Linhard permaneció con la mirada perdida, como si tuviera que consultarlo con su conciencia. Después enderezó los hombros y alzó el mentón.

—Estoy dispuesto.

Por orden de Utz, el escribiente trajo una lámpara de sebo y encendió una de sus velas. Estaba tan compungido como si hubiesen acusado a su propia hija.

—Hagámoslo de una vez —dijo mientras miraba a uno y otro lado desesperado, como aguardando una orden.

Maese Jörg le quitó la lámpara y mostró el camino a los demás. Al llegar al umbral de la habitación de Marie, se detuvo y llamó a la puerta.

—Abre, niña. Tu padre quiere hablarte.

Poco después, Marie se asomó soñolienta.

—¿Qué sucede, padre?

—Marie, han hecho horribles acusaciones en tu contra —le explicó el tejedor de lienzo en lugar de Matthis.

La muchacha lo miró sin comprender.

—¿Qué queréis decir con eso, maese Gero?

—Aquí hay unos hombres que afirman que tú ya no eres pura y virgen, sino que te has entregado a los diabólicos placeres de la carne.

Su voz resonó en toda la casa y su mirada quedó cautivada con la figura de Marie, cuyas formas se delineaban con claridad bajo el delgado camisón.

Marie cruzó los brazos sobre el pecho; sentía vergüenza de hallarse casi sin ropa frente a hombres extraños.

—No os entiendo. ¿Qué se supone que he hecho?

El licenciado Ruppertus hizo a un lado al tejedor de lienzo y paseó su mirada asqueada sobre Marie.

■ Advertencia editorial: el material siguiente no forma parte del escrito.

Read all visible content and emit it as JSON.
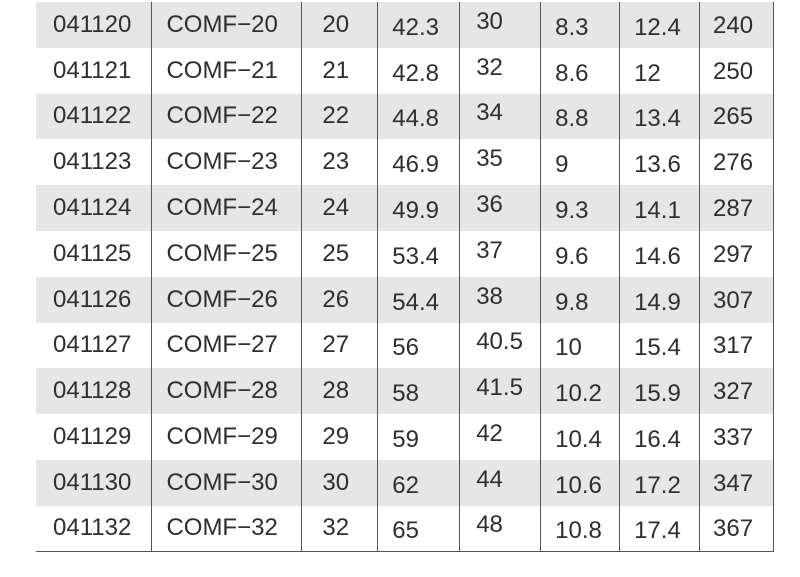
{
  "table": {
    "rows": [
      [
        "041120",
        "COMF−20",
        "20",
        "42.3",
        "30",
        "8.3",
        "12.4",
        "240"
      ],
      [
        "041121",
        "COMF−21",
        "21",
        "42.8",
        "32",
        "8.6",
        "12",
        "250"
      ],
      [
        "041122",
        "COMF−22",
        "22",
        "44.8",
        "34",
        "8.8",
        "13.4",
        "265"
      ],
      [
        "041123",
        "COMF−23",
        "23",
        "46.9",
        "35",
        "9",
        "13.6",
        "276"
      ],
      [
        "041124",
        "COMF−24",
        "24",
        "49.9",
        "36",
        "9.3",
        "14.1",
        "287"
      ],
      [
        "041125",
        "COMF−25",
        "25",
        "53.4",
        "37",
        "9.6",
        "14.6",
        "297"
      ],
      [
        "041126",
        "COMF−26",
        "26",
        "54.4",
        "38",
        "9.8",
        "14.9",
        "307"
      ],
      [
        "041127",
        "COMF−27",
        "27",
        "56",
        "40.5",
        "10",
        "15.4",
        "317"
      ],
      [
        "041128",
        "COMF−28",
        "28",
        "58",
        "41.5",
        "10.2",
        "15.9",
        "327"
      ],
      [
        "041129",
        "COMF−29",
        "29",
        "59",
        "42",
        "10.4",
        "16.4",
        "337"
      ],
      [
        "041130",
        "COMF−30",
        "30",
        "62",
        "44",
        "10.6",
        "17.2",
        "347"
      ],
      [
        "041132",
        "COMF−32",
        "32",
        "65",
        "48",
        "10.8",
        "17.4",
        "367"
      ]
    ],
    "stripe_color": "#e6e6e6",
    "border_color": "#555555"
  }
}
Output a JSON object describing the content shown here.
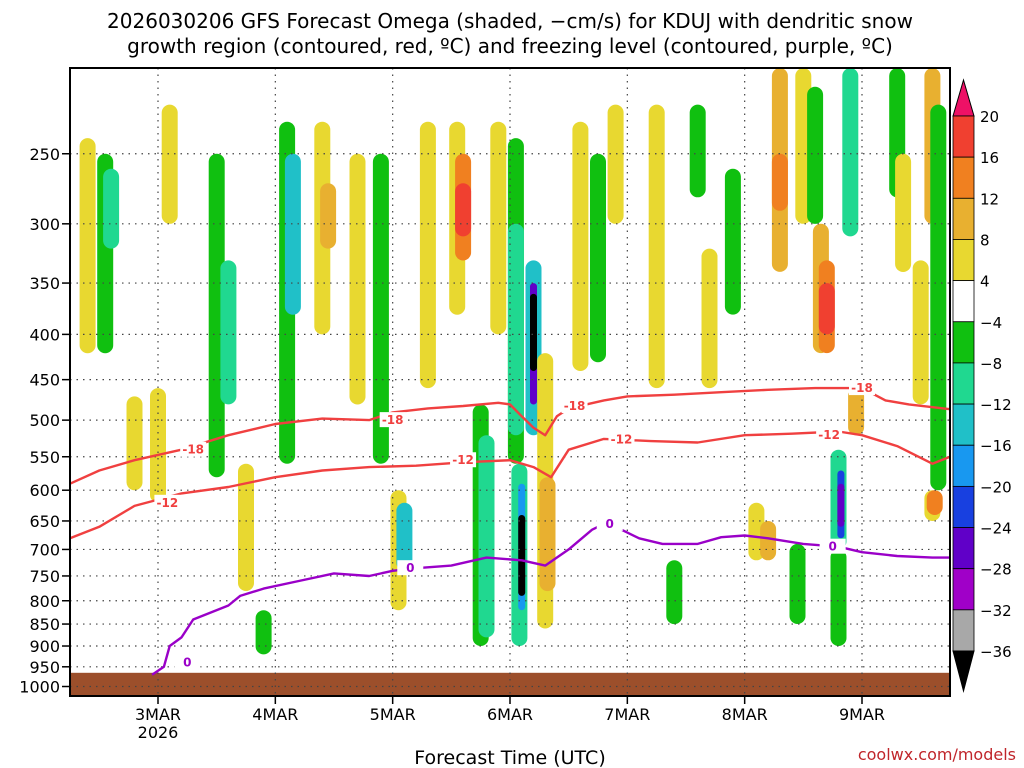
{
  "title": {
    "line1": "2026030206 GFS Forecast Omega (shaded, −cm/s) for KDUJ with dendritic snow",
    "line2": "growth region (contoured, red, ºC) and freezing level (contoured, purple, ºC)"
  },
  "credit": "coolwx.com/models",
  "colors": {
    "dsgz_contour": "#f04040",
    "freezing_contour": "#9a00c8",
    "terrain": "#9c4f2b",
    "grid": "#444444"
  },
  "chart_data": {
    "type": "heatmap",
    "title": "2026030206 GFS Forecast Omega for KDUJ",
    "xlabel": "Forecast Time (UTC)",
    "ylabel": "",
    "x_ticks": [
      {
        "label": "3MAR",
        "sub": "2026",
        "day": 3
      },
      {
        "label": "4MAR",
        "day": 4
      },
      {
        "label": "5MAR",
        "day": 5
      },
      {
        "label": "6MAR",
        "day": 6
      },
      {
        "label": "7MAR",
        "day": 7
      },
      {
        "label": "8MAR",
        "day": 8
      },
      {
        "label": "9MAR",
        "day": 9
      }
    ],
    "xlim": [
      2.25,
      9.75
    ],
    "y_ticks": [
      250,
      300,
      350,
      400,
      450,
      500,
      550,
      600,
      650,
      700,
      750,
      800,
      850,
      900,
      950,
      1000
    ],
    "ylim_hpa": [
      200,
      1025
    ],
    "terrain_surface_hpa": 965,
    "colorbar": {
      "labels": [
        "20",
        "16",
        "12",
        "8",
        "4",
        "−4",
        "−8",
        "−12",
        "−16",
        "−20",
        "−24",
        "−28",
        "−32",
        "−36"
      ],
      "colors": [
        "#ee1166",
        "#f04030",
        "#f08020",
        "#e8b030",
        "#e8d830",
        "#ffffff",
        "#10c010",
        "#20d890",
        "#20c0c8",
        "#1898f0",
        "#1840e0",
        "#6000c8",
        "#a000c8",
        "#a8a8a8",
        "#000000"
      ]
    },
    "omega_cells": [
      {
        "day": 2.4,
        "p0": 240,
        "p1": 420,
        "lvl": 4
      },
      {
        "day": 2.55,
        "p0": 250,
        "p1": 420,
        "lvl": -8
      },
      {
        "day": 2.6,
        "p0": 260,
        "p1": 320,
        "lvl": -12
      },
      {
        "day": 2.8,
        "p0": 470,
        "p1": 600,
        "lvl": 4
      },
      {
        "day": 3.0,
        "p0": 460,
        "p1": 620,
        "lvl": 4
      },
      {
        "day": 3.1,
        "p0": 220,
        "p1": 300,
        "lvl": 4
      },
      {
        "day": 3.5,
        "p0": 250,
        "p1": 580,
        "lvl": -8
      },
      {
        "day": 3.6,
        "p0": 330,
        "p1": 480,
        "lvl": -12
      },
      {
        "day": 3.75,
        "p0": 560,
        "p1": 780,
        "lvl": 4
      },
      {
        "day": 3.9,
        "p0": 820,
        "p1": 920,
        "lvl": -8
      },
      {
        "day": 4.1,
        "p0": 230,
        "p1": 560,
        "lvl": -8
      },
      {
        "day": 4.15,
        "p0": 250,
        "p1": 380,
        "lvl": -16
      },
      {
        "day": 4.4,
        "p0": 230,
        "p1": 400,
        "lvl": 4
      },
      {
        "day": 4.45,
        "p0": 270,
        "p1": 320,
        "lvl": 8
      },
      {
        "day": 4.7,
        "p0": 250,
        "p1": 480,
        "lvl": 4
      },
      {
        "day": 4.9,
        "p0": 250,
        "p1": 560,
        "lvl": -8
      },
      {
        "day": 5.05,
        "p0": 600,
        "p1": 820,
        "lvl": 4
      },
      {
        "day": 5.1,
        "p0": 620,
        "p1": 740,
        "lvl": -16
      },
      {
        "day": 5.3,
        "p0": 230,
        "p1": 460,
        "lvl": 4
      },
      {
        "day": 5.55,
        "p0": 230,
        "p1": 380,
        "lvl": 4
      },
      {
        "day": 5.6,
        "p0": 250,
        "p1": 330,
        "lvl": 12
      },
      {
        "day": 5.6,
        "p0": 270,
        "p1": 310,
        "lvl": 16
      },
      {
        "day": 5.75,
        "p0": 480,
        "p1": 900,
        "lvl": -8
      },
      {
        "day": 5.8,
        "p0": 520,
        "p1": 880,
        "lvl": -12
      },
      {
        "day": 5.9,
        "p0": 230,
        "p1": 400,
        "lvl": 4
      },
      {
        "day": 6.05,
        "p0": 240,
        "p1": 560,
        "lvl": -8
      },
      {
        "day": 6.05,
        "p0": 300,
        "p1": 520,
        "lvl": -12
      },
      {
        "day": 6.08,
        "p0": 560,
        "p1": 900,
        "lvl": -12
      },
      {
        "day": 6.1,
        "p0": 590,
        "p1": 820,
        "lvl": -20
      },
      {
        "day": 6.1,
        "p0": 640,
        "p1": 790,
        "lvl": -36
      },
      {
        "day": 6.2,
        "p0": 330,
        "p1": 520,
        "lvl": -16
      },
      {
        "day": 6.2,
        "p0": 350,
        "p1": 480,
        "lvl": -28
      },
      {
        "day": 6.2,
        "p0": 360,
        "p1": 440,
        "lvl": -36
      },
      {
        "day": 6.3,
        "p0": 420,
        "p1": 860,
        "lvl": 4
      },
      {
        "day": 6.32,
        "p0": 580,
        "p1": 780,
        "lvl": 8
      },
      {
        "day": 6.6,
        "p0": 230,
        "p1": 440,
        "lvl": 4
      },
      {
        "day": 6.75,
        "p0": 250,
        "p1": 430,
        "lvl": -8
      },
      {
        "day": 6.9,
        "p0": 220,
        "p1": 300,
        "lvl": 4
      },
      {
        "day": 7.25,
        "p0": 220,
        "p1": 460,
        "lvl": 4
      },
      {
        "day": 7.4,
        "p0": 720,
        "p1": 850,
        "lvl": -8
      },
      {
        "day": 7.6,
        "p0": 220,
        "p1": 280,
        "lvl": -8
      },
      {
        "day": 7.7,
        "p0": 320,
        "p1": 460,
        "lvl": 4
      },
      {
        "day": 7.9,
        "p0": 260,
        "p1": 380,
        "lvl": -8
      },
      {
        "day": 8.1,
        "p0": 620,
        "p1": 720,
        "lvl": 4
      },
      {
        "day": 8.2,
        "p0": 650,
        "p1": 720,
        "lvl": 8
      },
      {
        "day": 8.3,
        "p0": 200,
        "p1": 340,
        "lvl": 8
      },
      {
        "day": 8.3,
        "p0": 250,
        "p1": 290,
        "lvl": 12
      },
      {
        "day": 8.45,
        "p0": 690,
        "p1": 850,
        "lvl": -8
      },
      {
        "day": 8.5,
        "p0": 200,
        "p1": 300,
        "lvl": 4
      },
      {
        "day": 8.6,
        "p0": 210,
        "p1": 300,
        "lvl": -8
      },
      {
        "day": 8.65,
        "p0": 300,
        "p1": 420,
        "lvl": 8
      },
      {
        "day": 8.7,
        "p0": 330,
        "p1": 420,
        "lvl": 12
      },
      {
        "day": 8.7,
        "p0": 350,
        "p1": 400,
        "lvl": 16
      },
      {
        "day": 8.8,
        "p0": 540,
        "p1": 700,
        "lvl": -12
      },
      {
        "day": 8.82,
        "p0": 570,
        "p1": 680,
        "lvl": -24
      },
      {
        "day": 8.82,
        "p0": 590,
        "p1": 660,
        "lvl": -28
      },
      {
        "day": 8.8,
        "p0": 700,
        "p1": 900,
        "lvl": -8
      },
      {
        "day": 8.9,
        "p0": 200,
        "p1": 310,
        "lvl": -12
      },
      {
        "day": 8.95,
        "p0": 460,
        "p1": 520,
        "lvl": 8
      },
      {
        "day": 9.3,
        "p0": 200,
        "p1": 280,
        "lvl": -8
      },
      {
        "day": 9.35,
        "p0": 250,
        "p1": 340,
        "lvl": 4
      },
      {
        "day": 9.5,
        "p0": 330,
        "p1": 480,
        "lvl": 4
      },
      {
        "day": 9.6,
        "p0": 600,
        "p1": 650,
        "lvl": 4
      },
      {
        "day": 9.6,
        "p0": 200,
        "p1": 300,
        "lvl": 8
      },
      {
        "day": 9.62,
        "p0": 600,
        "p1": 640,
        "lvl": 12
      },
      {
        "day": 9.65,
        "p0": 220,
        "p1": 600,
        "lvl": -8
      }
    ],
    "contours": [
      {
        "name": "-18",
        "color_key": "dsgz_contour",
        "label_text": "-18",
        "points": [
          [
            2.25,
            590
          ],
          [
            2.5,
            570
          ],
          [
            2.8,
            555
          ],
          [
            3.2,
            540
          ],
          [
            3.6,
            520
          ],
          [
            4.0,
            505
          ],
          [
            4.4,
            498
          ],
          [
            4.8,
            500
          ],
          [
            5.0,
            490
          ],
          [
            5.3,
            485
          ],
          [
            5.6,
            482
          ],
          [
            5.9,
            478
          ],
          [
            6.0,
            480
          ],
          [
            6.1,
            495
          ],
          [
            6.2,
            510
          ],
          [
            6.3,
            520
          ],
          [
            6.4,
            495
          ],
          [
            6.5,
            485
          ],
          [
            6.8,
            475
          ],
          [
            7.0,
            470
          ],
          [
            7.4,
            468
          ],
          [
            7.8,
            465
          ],
          [
            8.2,
            462
          ],
          [
            8.6,
            460
          ],
          [
            9.0,
            460
          ],
          [
            9.2,
            475
          ],
          [
            9.4,
            480
          ],
          [
            9.75,
            486
          ]
        ],
        "labels_at": [
          [
            3.3,
            540
          ],
          [
            5.0,
            500
          ],
          [
            6.55,
            482
          ],
          [
            9.0,
            460
          ]
        ]
      },
      {
        "name": "-12",
        "color_key": "dsgz_contour",
        "label_text": "-12",
        "points": [
          [
            2.25,
            680
          ],
          [
            2.5,
            660
          ],
          [
            2.8,
            625
          ],
          [
            3.2,
            605
          ],
          [
            3.6,
            595
          ],
          [
            4.0,
            580
          ],
          [
            4.4,
            570
          ],
          [
            4.8,
            565
          ],
          [
            5.2,
            563
          ],
          [
            5.6,
            558
          ],
          [
            6.0,
            555
          ],
          [
            6.2,
            565
          ],
          [
            6.35,
            580
          ],
          [
            6.5,
            540
          ],
          [
            6.8,
            525
          ],
          [
            7.2,
            528
          ],
          [
            7.6,
            530
          ],
          [
            8.0,
            520
          ],
          [
            8.4,
            518
          ],
          [
            8.8,
            515
          ],
          [
            9.0,
            520
          ],
          [
            9.3,
            535
          ],
          [
            9.6,
            560
          ],
          [
            9.75,
            550
          ]
        ],
        "labels_at": [
          [
            3.08,
            620
          ],
          [
            5.6,
            555
          ],
          [
            6.95,
            526
          ],
          [
            8.72,
            520
          ]
        ]
      },
      {
        "name": "0",
        "color_key": "freezing_contour",
        "label_text": "0",
        "points": [
          [
            2.95,
            970
          ],
          [
            3.05,
            950
          ],
          [
            3.1,
            900
          ],
          [
            3.2,
            880
          ],
          [
            3.3,
            840
          ],
          [
            3.6,
            810
          ],
          [
            3.7,
            790
          ],
          [
            3.9,
            775
          ],
          [
            4.2,
            760
          ],
          [
            4.5,
            745
          ],
          [
            4.8,
            750
          ],
          [
            5.0,
            740
          ],
          [
            5.2,
            735
          ],
          [
            5.5,
            730
          ],
          [
            5.8,
            715
          ],
          [
            6.1,
            720
          ],
          [
            6.3,
            730
          ],
          [
            6.5,
            700
          ],
          [
            6.7,
            665
          ],
          [
            6.8,
            655
          ],
          [
            6.9,
            660
          ],
          [
            7.1,
            680
          ],
          [
            7.3,
            690
          ],
          [
            7.6,
            690
          ],
          [
            7.8,
            678
          ],
          [
            8.0,
            675
          ],
          [
            8.2,
            680
          ],
          [
            8.5,
            690
          ],
          [
            8.8,
            695
          ],
          [
            9.0,
            705
          ],
          [
            9.3,
            712
          ],
          [
            9.6,
            715
          ],
          [
            9.75,
            715
          ]
        ],
        "labels_at": [
          [
            3.25,
            940
          ],
          [
            5.15,
            735
          ],
          [
            6.85,
            655
          ],
          [
            8.75,
            695
          ]
        ]
      }
    ]
  }
}
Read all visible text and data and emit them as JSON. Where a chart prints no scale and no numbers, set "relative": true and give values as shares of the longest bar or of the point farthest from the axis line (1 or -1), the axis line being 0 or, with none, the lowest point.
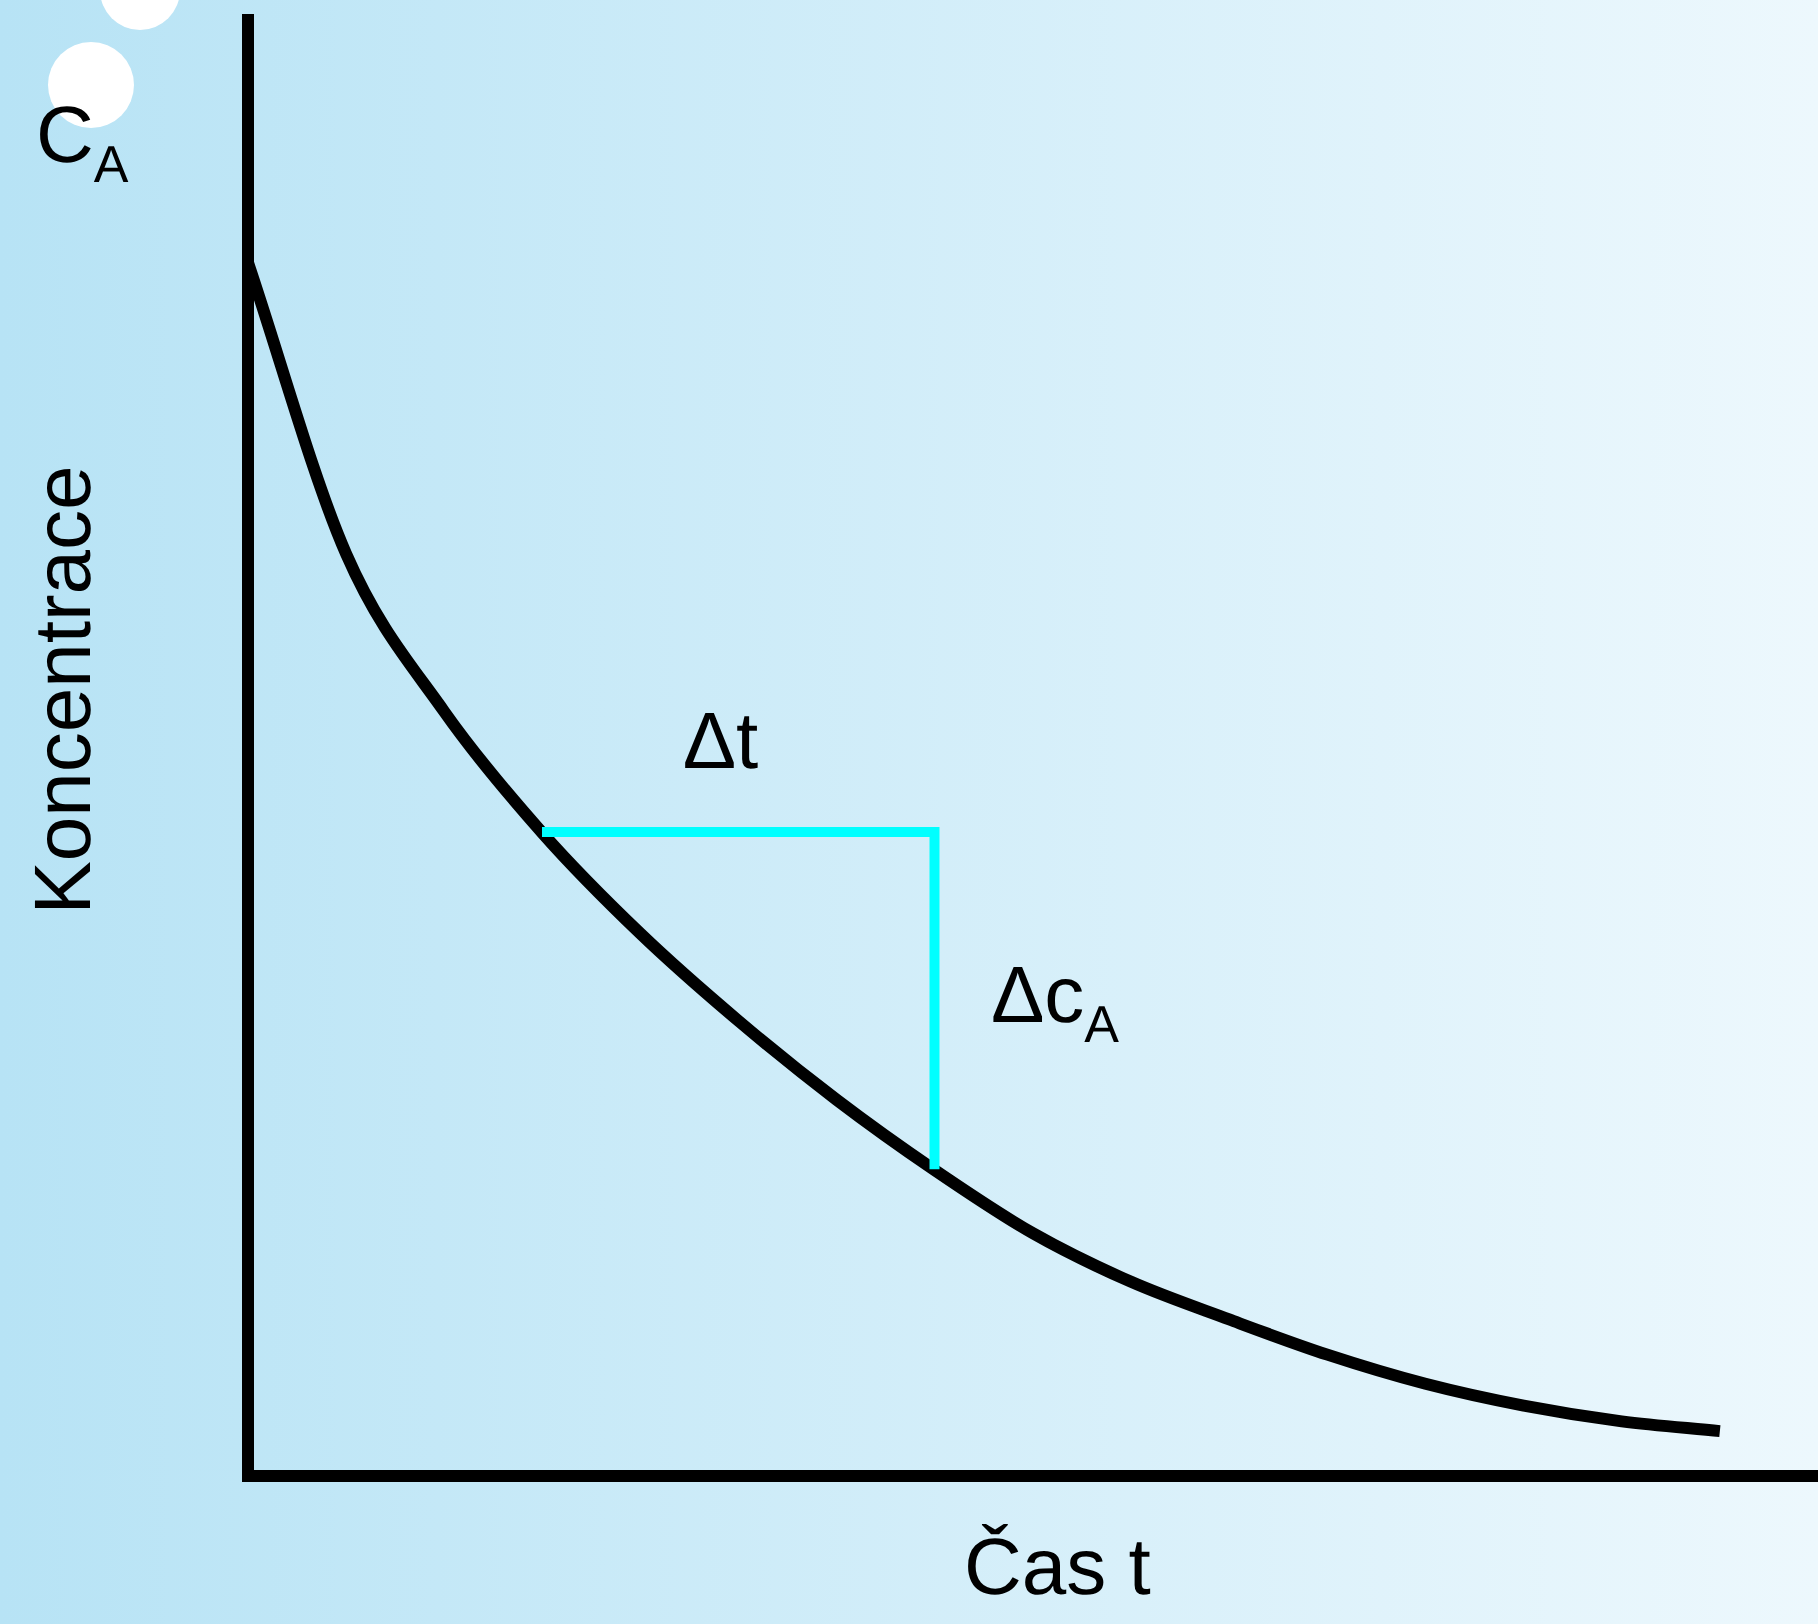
{
  "chart_data": {
    "type": "line",
    "relative": true,
    "ylabel": "Koncentrace",
    "xlabel": "Čas t",
    "annotations": [
      "C$_{A}$",
      "Δt",
      "Δc$_{A}$"
    ],
    "categories": [
      null,
      null,
      null,
      null,
      null,
      null,
      null,
      null,
      null,
      null,
      null,
      null,
      null,
      null,
      null,
      null,
      null
    ],
    "series": [
      {
        "color": "#000000",
        "values": [
          1.0,
          0.76,
          0.63,
          0.53,
          0.447,
          0.375,
          0.31,
          0.252,
          0.2,
          0.16,
          0.129,
          0.1,
          0.076,
          0.058,
          0.045,
          0.037,
          null
        ]
      }
    ],
    "tick_labels": false,
    "grid": false
  }
}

—Aquí hay testigos, hombres honorables, que juran por Dios y por todos los santos haber fornicado contigo.

—¡Por la Virgen Santa, eso no es cierto! —Marie buscó a su padre con la mirada para pedirle ayuda y extendió los brazos hacia él, pero maese Matthis ni siquiera le prestó atención. Estaba reclinado contra la pared, jadeante, con la vista clavada en el suelo, como si se avergonzara de su hija—. Padre, ¿por qué te apartas de mí? ¿Realmente me crees capaz de algo tan horrible?